It is the conventional wisdom that law school is like high school. We have lockers, we have a student council, we even have a prom. Lately, however, I have started wondering whether law school is more like middle school.
Think about it: middle school is when you first discover that there is such a thing as innocence because POOF! it's already been lost. While most (not all) law students show up to 1L year savvier than their seventh-grade selves, there is something to be said about the brutality of the curve and the fierceness of its competition. I graduated from a university where it was possible to graduate without ever having taken a course for a grade; as long as you passed the requisite number of courses, then they slapped a baccalaureato on you. (In my case, in artibus.) Imagine my surprise, then, when I showed up to law school where an A- is, in fact, very different from an all-out A, and where I'm not the only one who cares about my grades. Innocence lost.
Middle school is also when I first discovered the destructiveness of gossip. People cower at the thought of dark alleys; I cower at the memory of the seventh-grade lunch table: fabricated rumors pitting friends against each other, alpha girls establishing who would be admitted to lunch that day.
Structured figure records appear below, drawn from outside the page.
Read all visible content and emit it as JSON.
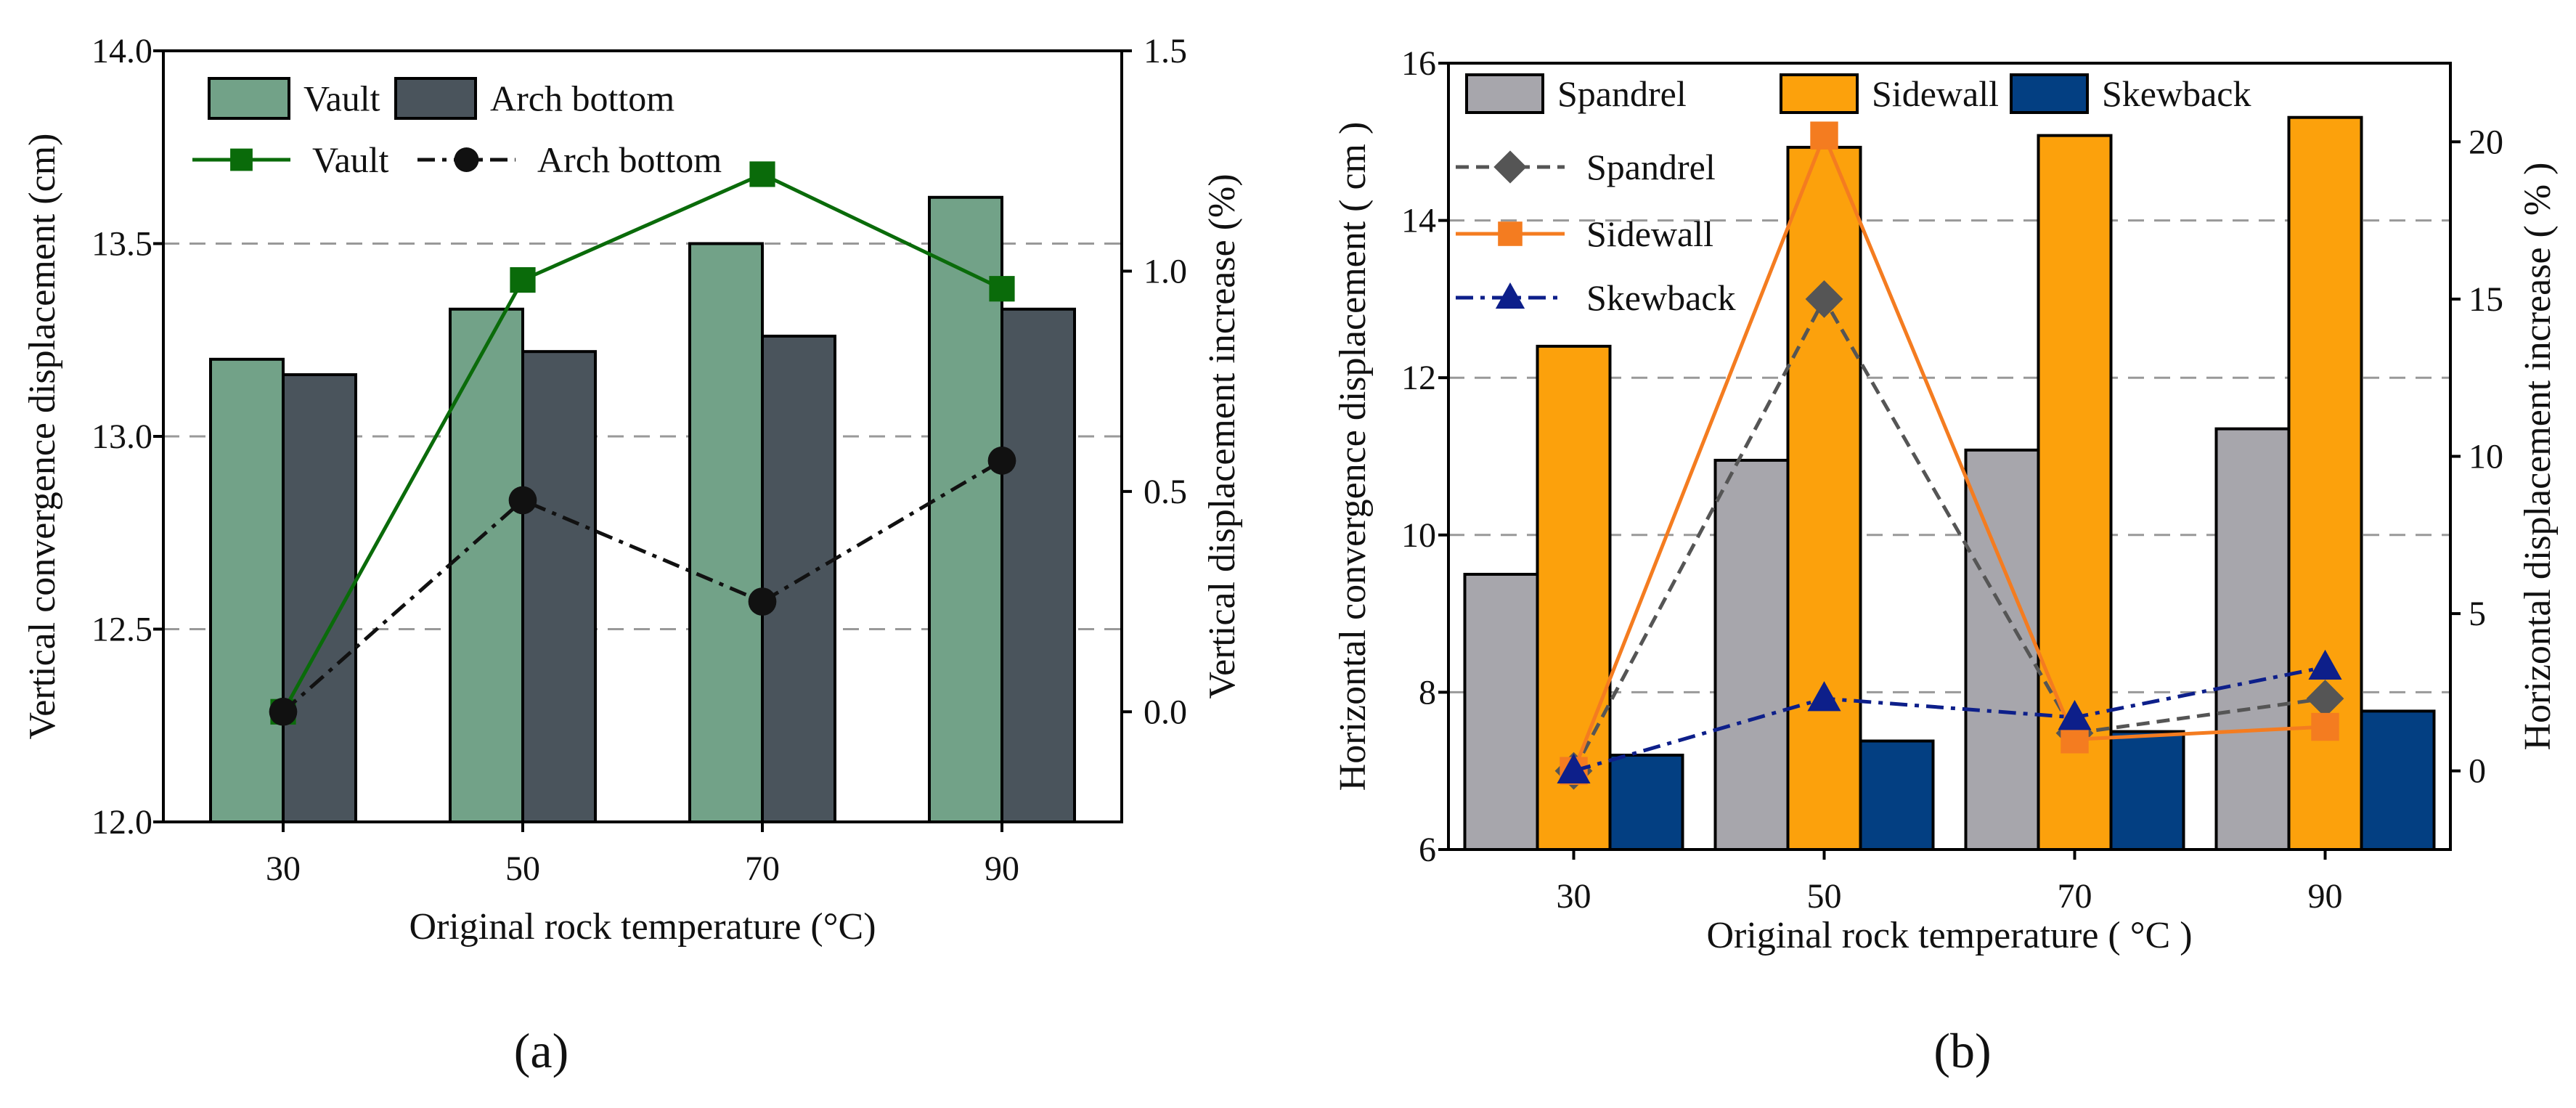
{
  "chart_data": [
    {
      "type": "bar+line",
      "panel_label": "(a)",
      "categories": [
        "30",
        "50",
        "70",
        "90"
      ],
      "xlabel": "Original rock temperature (°C)",
      "ylabel_left": "Vertical convergence displacement (cm)",
      "ylabel_right": "Vertical displacement increase (%)",
      "ylim_left": [
        12.0,
        14.0
      ],
      "ylim_right": [
        -0.25,
        1.5
      ],
      "yticks_left": [
        "12.0",
        "12.5",
        "13.0",
        "13.5",
        "14.0"
      ],
      "yticks_right": [
        "0.0",
        "0.5",
        "1.0",
        "1.5"
      ],
      "grid": "dashed horizontal",
      "bar_series": [
        {
          "name": "Vault",
          "color": "#72a288",
          "values": [
            13.2,
            13.33,
            13.5,
            13.62
          ]
        },
        {
          "name": "Arch bottom",
          "color": "#4a545c",
          "values": [
            13.16,
            13.22,
            13.26,
            13.33
          ]
        }
      ],
      "line_series": [
        {
          "name": "Vault",
          "color": "#0a6b0a",
          "marker": "square",
          "dash": "solid",
          "values": [
            0.0,
            0.98,
            1.22,
            0.96
          ]
        },
        {
          "name": "Arch bottom",
          "color": "#111111",
          "marker": "circle",
          "dash": "dashdot",
          "values": [
            0.0,
            0.48,
            0.25,
            0.57
          ]
        }
      ],
      "legend": "top-left"
    },
    {
      "type": "bar+line",
      "panel_label": "(b)",
      "categories": [
        "30",
        "50",
        "70",
        "90"
      ],
      "xlabel": "Original rock temperature ( °C )",
      "ylabel_left": "Horizontal convergence displacement ( cm )",
      "ylabel_right": "Horizontal displacement increase ( % )",
      "ylim_left": [
        6,
        16
      ],
      "ylim_right": [
        -2.5,
        22.5
      ],
      "yticks_left": [
        "6",
        "8",
        "10",
        "12",
        "14",
        "16"
      ],
      "yticks_right": [
        "0",
        "5",
        "10",
        "15",
        "20"
      ],
      "grid": "dashed horizontal",
      "bar_series": [
        {
          "name": "Spandrel",
          "color": "#a7a6ac",
          "values": [
            9.5,
            10.95,
            11.08,
            11.35
          ]
        },
        {
          "name": "Sidewall",
          "color": "#fca10c",
          "values": [
            12.4,
            14.93,
            15.08,
            15.31
          ]
        },
        {
          "name": "Skewback",
          "color": "#033f82",
          "values": [
            7.2,
            7.38,
            7.5,
            7.76
          ]
        }
      ],
      "line_series": [
        {
          "name": "Spandrel",
          "color": "#555555",
          "marker": "diamond",
          "dash": "dashed",
          "values": [
            0.0,
            15.0,
            1.2,
            2.3
          ]
        },
        {
          "name": "Sidewall",
          "color": "#f47c20",
          "marker": "square",
          "dash": "solid",
          "values": [
            0.0,
            20.2,
            1.0,
            1.4
          ]
        },
        {
          "name": "Skewback",
          "color": "#0d1f8a",
          "marker": "triangle",
          "dash": "dashdot",
          "values": [
            0.0,
            2.3,
            1.7,
            3.3
          ]
        }
      ],
      "legend": "top-left"
    }
  ]
}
While I am fortunate not to attend a law school where students actively sabotage their classmates, I do recognize how quickly word spreads in a place where everybody knows everything. We talk about one another because that's a genuine way to bond in a small community. Mutual friends are common ground for people meeting for the first time. But sometimes I wonder whether it's too small a step from common ground to battleground. Never in law school have I ever been the victim of middle school-style guerilla gossip, but the proximity of law school gossip to guerilla gossip is just too close for my comfort.
(Which basically means, yeah, those girls did a doozy on me in eighth grade.)